Merkle‑Tree Batching (saving on‑chain costs)
Writing a Solana transaction for every API call would be expensive and slow.
Instead, IOProof batches pending proofs into a Merkle tree and commits only the root:
function buildMerkleTree(leaves) {
if (leaves.length === 0) return { root: null, layers: [] };
if (leaves.length === 1) return { root: leaves[0], layers: [leaves] };
const layers = [leaves.slice()];
let currentLayer = leaves.slice();
while (currentLayer.length > 1) {
const nextLayer = [];
for (let i = 0; i < currentLayer.length; i += 2) {
const left = currentLayer[i];
const right = currentLayer[i + 1] || left;
nextLayer.push(sha256(Buffer.from(left + right, 'utf-8')));
}
layers.push(nextLayer);
currentLayer = nextLayer;
}
return { root: currentLayer[0], layers };
}
Hosted Free Tier
- Quota: 100 proofs per month
- Sign‑up:
Installation
npm install ioproof # v0.2.0
- The entire proxy runs as a single Node.js process.

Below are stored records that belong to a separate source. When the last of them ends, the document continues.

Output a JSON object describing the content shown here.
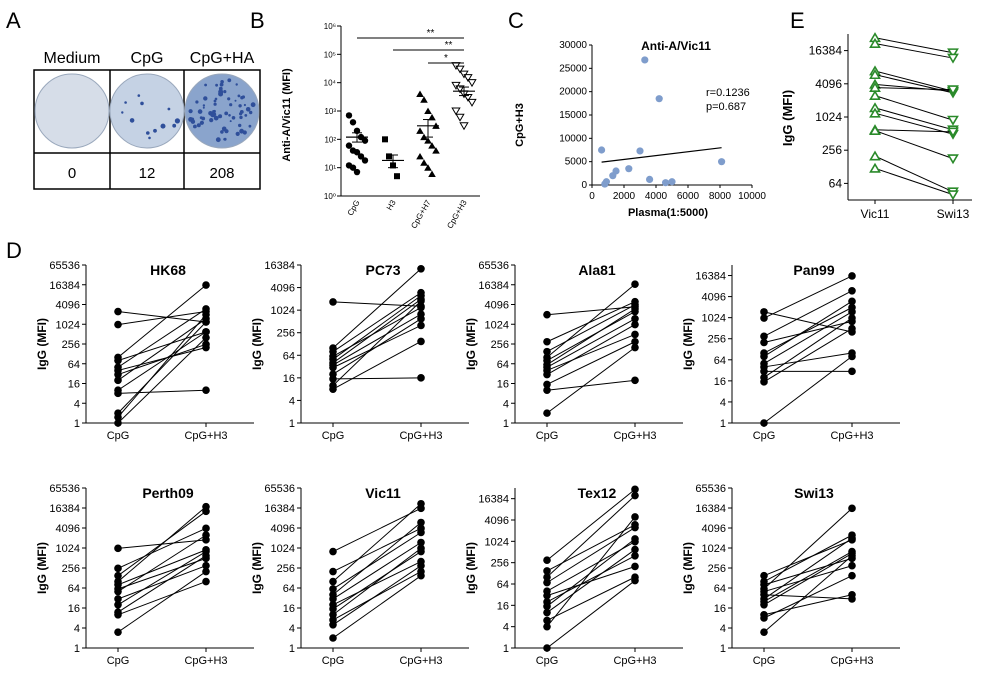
{
  "panel_letters": [
    "A",
    "B",
    "C",
    "D",
    "E"
  ],
  "chart_data": [
    {
      "panel": "A",
      "type": "table",
      "columns": [
        "Medium",
        "CpG",
        "CpG+HA"
      ],
      "values": [
        "0",
        "12",
        "208"
      ],
      "spot_density": [
        0,
        12,
        208
      ]
    },
    {
      "panel": "B",
      "type": "scatter",
      "ylabel": "Anti-A/Vic11 (MFI)",
      "yscale": "log10",
      "ylim": [
        1,
        1000000
      ],
      "yticks": [
        "10⁰",
        "10¹",
        "10²",
        "10³",
        "10⁴",
        "10⁵",
        "10⁶"
      ],
      "categories": [
        "CpG",
        "H3",
        "CpG+H7",
        "CpG+H3"
      ],
      "series": [
        {
          "category": "CpG",
          "marker": "circle",
          "values": [
            700,
            400,
            200,
            120,
            90,
            60,
            40,
            35,
            25,
            18,
            12,
            10,
            7
          ],
          "mean": 120,
          "sem": [
            80,
            170
          ]
        },
        {
          "category": "H3",
          "marker": "square",
          "values": [
            100,
            25,
            12,
            5
          ],
          "mean": 18,
          "sem": [
            10,
            28
          ]
        },
        {
          "category": "CpG+H7",
          "marker": "triangle",
          "values": [
            4000,
            2500,
            1000,
            600,
            300,
            200,
            120,
            90,
            60,
            40,
            25,
            15,
            10,
            6
          ],
          "mean": 300,
          "sem": [
            120,
            500
          ]
        },
        {
          "category": "CpG+H3",
          "marker": "triangle-down",
          "values": [
            40000,
            30000,
            20000,
            15000,
            10000,
            8000,
            6000,
            4000,
            3000,
            2000,
            1000,
            600,
            300
          ],
          "mean": 5000,
          "sem": [
            3500,
            7000
          ]
        }
      ],
      "significance": [
        {
          "from": "CpG",
          "to": "CpG+H3",
          "label": "**"
        },
        {
          "from": "H3",
          "to": "CpG+H3",
          "label": "**"
        },
        {
          "from": "CpG+H7",
          "to": "CpG+H3",
          "label": "*"
        }
      ]
    },
    {
      "panel": "C",
      "type": "scatter",
      "title": "Anti-A/Vic11",
      "xlabel": "Plasma(1:5000)",
      "ylabel": "CpG+H3",
      "xlim": [
        0,
        10000
      ],
      "ylim": [
        0,
        30000
      ],
      "xticks": [
        0,
        2000,
        4000,
        6000,
        8000,
        10000
      ],
      "yticks": [
        0,
        5000,
        10000,
        15000,
        20000,
        25000,
        30000
      ],
      "points": [
        {
          "x": 600,
          "y": 7500
        },
        {
          "x": 800,
          "y": 200
        },
        {
          "x": 900,
          "y": 700
        },
        {
          "x": 1300,
          "y": 2000
        },
        {
          "x": 1500,
          "y": 3000
        },
        {
          "x": 2300,
          "y": 3500
        },
        {
          "x": 3000,
          "y": 7300
        },
        {
          "x": 3300,
          "y": 26800
        },
        {
          "x": 3600,
          "y": 1200
        },
        {
          "x": 4200,
          "y": 18500
        },
        {
          "x": 4600,
          "y": 500
        },
        {
          "x": 5000,
          "y": 700
        },
        {
          "x": 8100,
          "y": 5000
        }
      ],
      "fit_line": {
        "x": [
          600,
          8100
        ],
        "y": [
          4900,
          8000
        ]
      },
      "stats": [
        "r=0.1236",
        "p=0.687"
      ]
    },
    {
      "panel": "E",
      "type": "line",
      "ylabel": "IgG (MFI)",
      "yscale": "log2",
      "ylim": [
        32,
        32768
      ],
      "yticks": [
        64,
        256,
        1024,
        4096,
        16384
      ],
      "categories": [
        "Vic11",
        "Swi13"
      ],
      "color": "#2a8a2a",
      "pairs": [
        [
          28000,
          15000
        ],
        [
          22000,
          12000
        ],
        [
          7000,
          3000
        ],
        [
          6000,
          2800
        ],
        [
          4000,
          3000
        ],
        [
          3500,
          3200
        ],
        [
          2500,
          900
        ],
        [
          1500,
          600
        ],
        [
          1200,
          500
        ],
        [
          600,
          550
        ],
        [
          580,
          180
        ],
        [
          200,
          45
        ],
        [
          120,
          40
        ]
      ]
    },
    {
      "panel": "D",
      "type": "line",
      "ylabel": "IgG (MFI)",
      "yscale": "log2",
      "categories": [
        "CpG",
        "CpG+H3"
      ],
      "subplots": [
        {
          "title": "HK68",
          "ymax": 65536,
          "yticks": [
            1,
            4,
            16,
            64,
            256,
            1024,
            4096,
            16384,
            65536
          ],
          "pairs": [
            [
              2500,
              1200
            ],
            [
              1000,
              2500
            ],
            [
              100,
              16000
            ],
            [
              80,
              600
            ],
            [
              50,
              3000
            ],
            [
              40,
              200
            ],
            [
              30,
              250
            ],
            [
              20,
              1500
            ],
            [
              10,
              600
            ],
            [
              8,
              10
            ],
            [
              2,
              1200
            ],
            [
              1.5,
              2000
            ],
            [
              1,
              400
            ]
          ]
        },
        {
          "title": "PC73",
          "ymax": 16384,
          "yticks": [
            1,
            4,
            16,
            64,
            256,
            1024,
            4096,
            16384
          ],
          "pairs": [
            [
              1700,
              1300
            ],
            [
              100,
              13000
            ],
            [
              80,
              3000
            ],
            [
              60,
              1200
            ],
            [
              40,
              2000
            ],
            [
              30,
              400
            ],
            [
              20,
              600
            ],
            [
              15,
              16
            ],
            [
              10,
              1800
            ],
            [
              8,
              150
            ],
            [
              50,
              2500
            ],
            [
              35,
              800
            ]
          ]
        },
        {
          "title": "Ala81",
          "ymax": 65536,
          "yticks": [
            1,
            4,
            16,
            64,
            256,
            1024,
            4096,
            16384,
            65536
          ],
          "pairs": [
            [
              2000,
              3500
            ],
            [
              300,
              5000
            ],
            [
              150,
              4000
            ],
            [
              100,
              17000
            ],
            [
              80,
              2500
            ],
            [
              60,
              3000
            ],
            [
              50,
              1500
            ],
            [
              40,
              500
            ],
            [
              30,
              1000
            ],
            [
              15,
              300
            ],
            [
              10,
              20
            ],
            [
              2,
              200
            ]
          ]
        },
        {
          "title": "Pan99",
          "ymax": 32768,
          "yticks": [
            1,
            4,
            16,
            64,
            256,
            1024,
            4096,
            16384
          ],
          "pairs": [
            [
              1500,
              400
            ],
            [
              1000,
              16000
            ],
            [
              300,
              6000
            ],
            [
              200,
              800
            ],
            [
              100,
              2000
            ],
            [
              80,
              3000
            ],
            [
              50,
              1500
            ],
            [
              40,
              100
            ],
            [
              30,
              30
            ],
            [
              20,
              1000
            ],
            [
              15,
              500
            ],
            [
              1,
              80
            ]
          ]
        },
        {
          "title": "Perth09",
          "ymax": 65536,
          "yticks": [
            1,
            4,
            16,
            64,
            256,
            1024,
            4096,
            16384,
            65536
          ],
          "pairs": [
            [
              1000,
              1800
            ],
            [
              250,
              4000
            ],
            [
              150,
              13000
            ],
            [
              100,
              18000
            ],
            [
              80,
              900
            ],
            [
              60,
              500
            ],
            [
              50,
              2500
            ],
            [
              30,
              300
            ],
            [
              20,
              800
            ],
            [
              12,
              600
            ],
            [
              10,
              100
            ],
            [
              3,
              200
            ]
          ]
        },
        {
          "title": "Vic11",
          "ymax": 65536,
          "yticks": [
            1,
            4,
            16,
            64,
            256,
            1024,
            4096,
            16384,
            65536
          ],
          "pairs": [
            [
              800,
              16000
            ],
            [
              200,
              4000
            ],
            [
              100,
              22000
            ],
            [
              60,
              3000
            ],
            [
              40,
              6000
            ],
            [
              30,
              1500
            ],
            [
              20,
              400
            ],
            [
              15,
              800
            ],
            [
              10,
              1000
            ],
            [
              7,
              200
            ],
            [
              5,
              300
            ],
            [
              2,
              150
            ]
          ]
        },
        {
          "title": "Tex12",
          "ymax": 32768,
          "yticks": [
            1,
            4,
            16,
            64,
            256,
            1024,
            4096,
            16384
          ],
          "pairs": [
            [
              300,
              30000
            ],
            [
              150,
              3000
            ],
            [
              100,
              20000
            ],
            [
              70,
              2500
            ],
            [
              40,
              1000
            ],
            [
              30,
              200
            ],
            [
              20,
              400
            ],
            [
              15,
              1200
            ],
            [
              10,
              600
            ],
            [
              6,
              100
            ],
            [
              4,
              5000
            ],
            [
              1,
              80
            ]
          ]
        },
        {
          "title": "Swi13",
          "ymax": 65536,
          "yticks": [
            1,
            4,
            16,
            64,
            256,
            1024,
            4096,
            16384,
            65536
          ],
          "pairs": [
            [
              150,
              1800
            ],
            [
              100,
              2500
            ],
            [
              80,
              500
            ],
            [
              60,
              16000
            ],
            [
              50,
              300
            ],
            [
              30,
              2000
            ],
            [
              20,
              700
            ],
            [
              10,
              40
            ],
            [
              8,
              150
            ],
            [
              3,
              600
            ],
            [
              40,
              30
            ],
            [
              25,
              800
            ]
          ]
        }
      ]
    }
  ]
}
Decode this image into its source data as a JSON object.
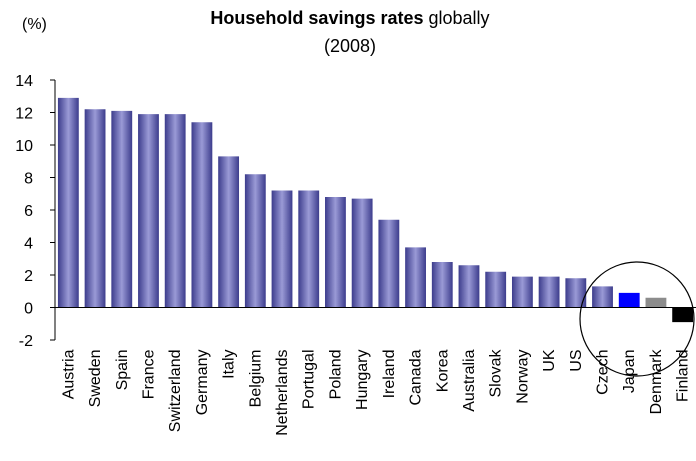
{
  "chart_data": {
    "type": "bar",
    "title_bold": "Household savings rates",
    "title_rest": "globally",
    "subtitle": "(2008)",
    "ylabel": "(%)",
    "xlabel": "",
    "ylim": [
      -2,
      14
    ],
    "yticks": [
      -2,
      0,
      2,
      4,
      6,
      8,
      10,
      12,
      14
    ],
    "categories": [
      "Austria",
      "Sweden",
      "Spain",
      "France",
      "Switzerland",
      "Germany",
      "Italy",
      "Belgium",
      "Netherlands",
      "Portugal",
      "Poland",
      "Hungary",
      "Ireland",
      "Canada",
      "Korea",
      "Australia",
      "Slovak",
      "Norway",
      "UK",
      "US",
      "Czech",
      "Japan",
      "Denmark",
      "Finland"
    ],
    "values": [
      12.9,
      12.2,
      12.1,
      11.9,
      11.9,
      11.4,
      9.3,
      8.2,
      7.2,
      7.2,
      6.8,
      6.7,
      5.4,
      3.7,
      2.8,
      2.6,
      2.2,
      1.9,
      1.9,
      1.8,
      1.3,
      0.9,
      0.6,
      -0.9
    ],
    "colors": {
      "default": "#7070b8",
      "Japan": "#0000ff",
      "Denmark": "#8c8c8c",
      "Finland": "#000000"
    },
    "annotation": "circle-highlight",
    "grid": false,
    "legend": "none"
  }
}
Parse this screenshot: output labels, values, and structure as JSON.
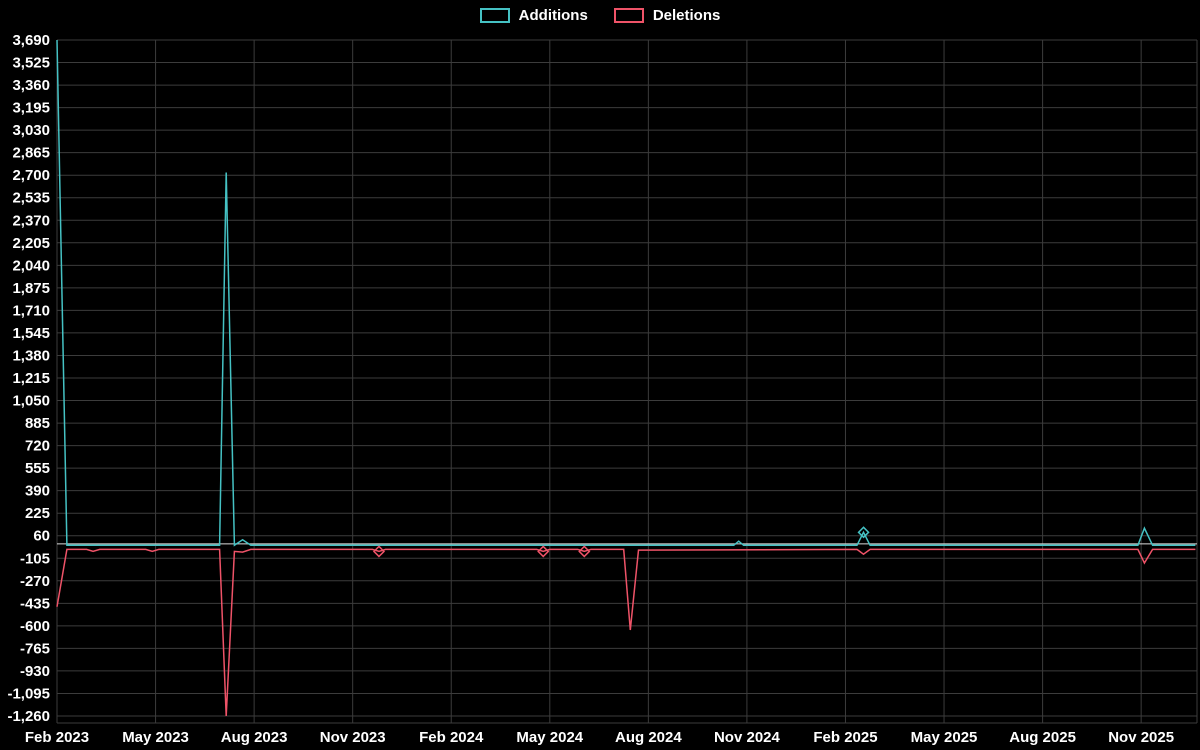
{
  "chart_data": {
    "type": "line",
    "title": "",
    "legend_position": "top-center",
    "grid": true,
    "x_encoding": "months since Feb 2023",
    "ylim": [
      -1260,
      3690
    ],
    "xlim": [
      0,
      34.7
    ],
    "y_tick_values": [
      3690,
      3525,
      3360,
      3195,
      3030,
      2865,
      2700,
      2535,
      2370,
      2205,
      2040,
      1875,
      1710,
      1545,
      1380,
      1215,
      1050,
      885,
      720,
      555,
      390,
      225,
      60,
      -105,
      -270,
      -435,
      -600,
      -765,
      -930,
      -1095,
      -1260
    ],
    "y_tick_labels": [
      "3,690",
      "3,525",
      "3,360",
      "3,195",
      "3,030",
      "2,865",
      "2,700",
      "2,535",
      "2,370",
      "2,205",
      "2,040",
      "1,875",
      "1,710",
      "1,545",
      "1,380",
      "1,215",
      "1,050",
      "885",
      "720",
      "555",
      "390",
      "225",
      "60",
      "-105",
      "-270",
      "-435",
      "-600",
      "-765",
      "-930",
      "-1,095",
      "-1,260"
    ],
    "x_tick_months": [
      0,
      3,
      6,
      9,
      12,
      15,
      18,
      21,
      24,
      27,
      30,
      33
    ],
    "x_tick_labels": [
      "Feb 2023",
      "May 2023",
      "Aug 2023",
      "Nov 2023",
      "Feb 2024",
      "May 2024",
      "Aug 2024",
      "Nov 2024",
      "Feb 2025",
      "May 2025",
      "Aug 2025",
      "Nov 2025"
    ],
    "series": [
      {
        "name": "Additions",
        "color": "#45c2c4",
        "points": [
          [
            0,
            3690
          ],
          [
            0.3,
            -10
          ],
          [
            1.0,
            -10
          ],
          [
            4.95,
            -10
          ],
          [
            5.15,
            2720
          ],
          [
            5.4,
            -10
          ],
          [
            5.65,
            30
          ],
          [
            5.9,
            -10
          ],
          [
            20.6,
            -10
          ],
          [
            20.75,
            20
          ],
          [
            20.9,
            -10
          ],
          [
            24.35,
            -10
          ],
          [
            24.55,
            85
          ],
          [
            24.75,
            -10
          ],
          [
            32.9,
            -10
          ],
          [
            33.1,
            115
          ],
          [
            33.35,
            -10
          ],
          [
            34.65,
            -10
          ]
        ]
      },
      {
        "name": "Deletions",
        "color": "#ef5368",
        "points": [
          [
            0,
            -460
          ],
          [
            0.3,
            -40
          ],
          [
            0.9,
            -40
          ],
          [
            1.1,
            -55
          ],
          [
            1.3,
            -40
          ],
          [
            2.7,
            -40
          ],
          [
            2.9,
            -55
          ],
          [
            3.1,
            -40
          ],
          [
            4.95,
            -40
          ],
          [
            5.15,
            -1260
          ],
          [
            5.4,
            -55
          ],
          [
            5.65,
            -60
          ],
          [
            5.9,
            -40
          ],
          [
            9.6,
            -40
          ],
          [
            9.8,
            -55
          ],
          [
            10.0,
            -40
          ],
          [
            14.6,
            -40
          ],
          [
            14.8,
            -55
          ],
          [
            15.0,
            -40
          ],
          [
            15.85,
            -40
          ],
          [
            16.05,
            -55
          ],
          [
            16.25,
            -40
          ],
          [
            17.25,
            -40
          ],
          [
            17.45,
            -630
          ],
          [
            17.7,
            -45
          ],
          [
            24.35,
            -40
          ],
          [
            24.55,
            -75
          ],
          [
            24.75,
            -40
          ],
          [
            32.9,
            -40
          ],
          [
            33.1,
            -140
          ],
          [
            33.35,
            -40
          ],
          [
            34.65,
            -40
          ]
        ]
      }
    ],
    "markers": [
      {
        "series": "Deletions",
        "m": 9.8,
        "v": -55
      },
      {
        "series": "Deletions",
        "m": 14.8,
        "v": -55
      },
      {
        "series": "Deletions",
        "m": 16.05,
        "v": -55
      },
      {
        "series": "Additions",
        "m": 24.55,
        "v": 85
      }
    ],
    "colors": {
      "background": "#000000",
      "grid": "#3c3c3c",
      "text": "#ffffff",
      "zero_line": "#dddddd"
    }
  }
}
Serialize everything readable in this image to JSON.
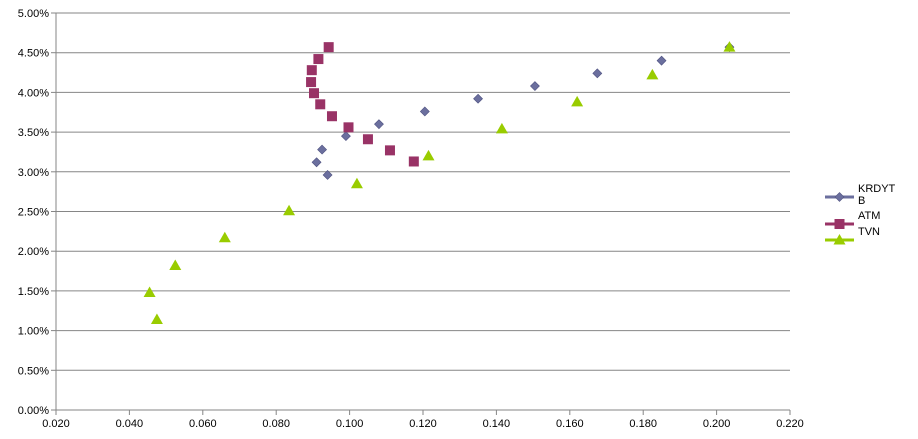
{
  "chart_data": {
    "type": "scatter",
    "title": "",
    "xlabel": "",
    "ylabel": "",
    "xlim": [
      0.02,
      0.22
    ],
    "ylim": [
      0.0,
      5.0
    ],
    "grid": true,
    "legend_position": "right",
    "x_ticks": [
      "0.020",
      "0.040",
      "0.060",
      "0.080",
      "0.100",
      "0.120",
      "0.140",
      "0.160",
      "0.180",
      "0.200",
      "0.220"
    ],
    "y_ticks": [
      "0.00%",
      "0.50%",
      "1.00%",
      "1.50%",
      "2.00%",
      "2.50%",
      "3.00%",
      "3.50%",
      "4.00%",
      "4.50%",
      "5.00%"
    ],
    "series": [
      {
        "name": "KRDYTB",
        "legend_lines": [
          "KRDYT",
          "B"
        ],
        "color": "#6b6f9e",
        "marker": "diamond",
        "points": [
          [
            0.091,
            3.12
          ],
          [
            0.094,
            2.96
          ],
          [
            0.0925,
            3.28
          ],
          [
            0.099,
            3.45
          ],
          [
            0.108,
            3.6
          ],
          [
            0.1205,
            3.76
          ],
          [
            0.135,
            3.92
          ],
          [
            0.1505,
            4.08
          ],
          [
            0.1675,
            4.24
          ],
          [
            0.185,
            4.4
          ],
          [
            0.2035,
            4.57
          ]
        ]
      },
      {
        "name": "ATM",
        "legend_lines": [
          "ATM"
        ],
        "color": "#993366",
        "marker": "square",
        "points": [
          [
            0.0943,
            4.57
          ],
          [
            0.0915,
            4.42
          ],
          [
            0.0897,
            4.28
          ],
          [
            0.0895,
            4.13
          ],
          [
            0.0903,
            3.99
          ],
          [
            0.092,
            3.85
          ],
          [
            0.0952,
            3.7
          ],
          [
            0.0997,
            3.56
          ],
          [
            0.105,
            3.41
          ],
          [
            0.111,
            3.27
          ],
          [
            0.1175,
            3.13
          ]
        ]
      },
      {
        "name": "TVN",
        "legend_lines": [
          "TVN"
        ],
        "color": "#99cc00",
        "marker": "triangle",
        "points": [
          [
            0.0455,
            1.48
          ],
          [
            0.0475,
            1.14
          ],
          [
            0.0525,
            1.82
          ],
          [
            0.066,
            2.17
          ],
          [
            0.0835,
            2.51
          ],
          [
            0.102,
            2.85
          ],
          [
            0.1215,
            3.2
          ],
          [
            0.1415,
            3.54
          ],
          [
            0.162,
            3.88
          ],
          [
            0.1825,
            4.22
          ],
          [
            0.2035,
            4.57
          ]
        ]
      }
    ]
  }
}
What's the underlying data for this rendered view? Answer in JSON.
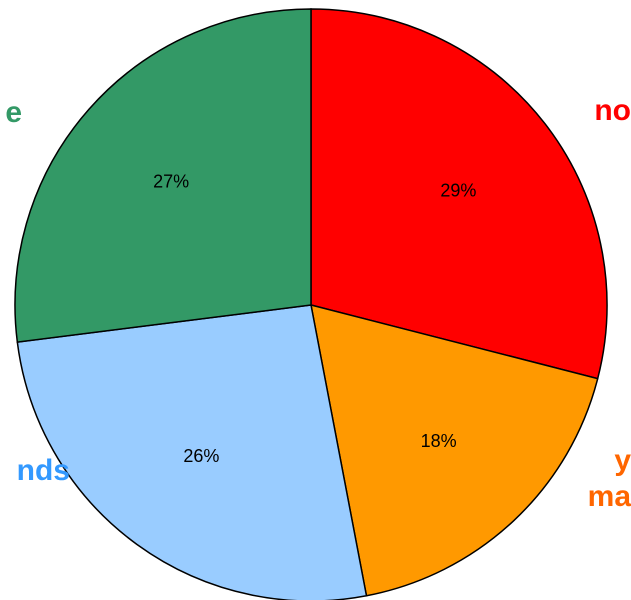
{
  "chart_data": {
    "type": "pie",
    "slices": [
      {
        "label": "no",
        "value": 29,
        "display": "29%",
        "color": "#ff0000"
      },
      {
        "label": "y\nma",
        "value": 18,
        "display": "18%",
        "color": "#ff9900"
      },
      {
        "label": "nds",
        "value": 26,
        "display": "26%",
        "color": "#99ccff"
      },
      {
        "label": "e",
        "value": 27,
        "display": "27%",
        "color": "#339966"
      }
    ],
    "label_colors": [
      "#ff0000",
      "#ff6600",
      "#3399ff",
      "#339966"
    ],
    "start_angle": "12 o'clock",
    "direction": "clockwise",
    "stroke_color": "#000000"
  }
}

- Point your existing API calls at it, and every interaction becomes independently verifiable by both parties.
- The code is MIT‑licensed—read it, fork it, poke holes in it.
Why Use IOProof?
If you are building anything where AI outputs have real‑world consequences—customer support, medical triage, financial advice, legal research—the question isn’t whether you need audit trails. It’s whether both sides should be able to prove what happened without trusting each other.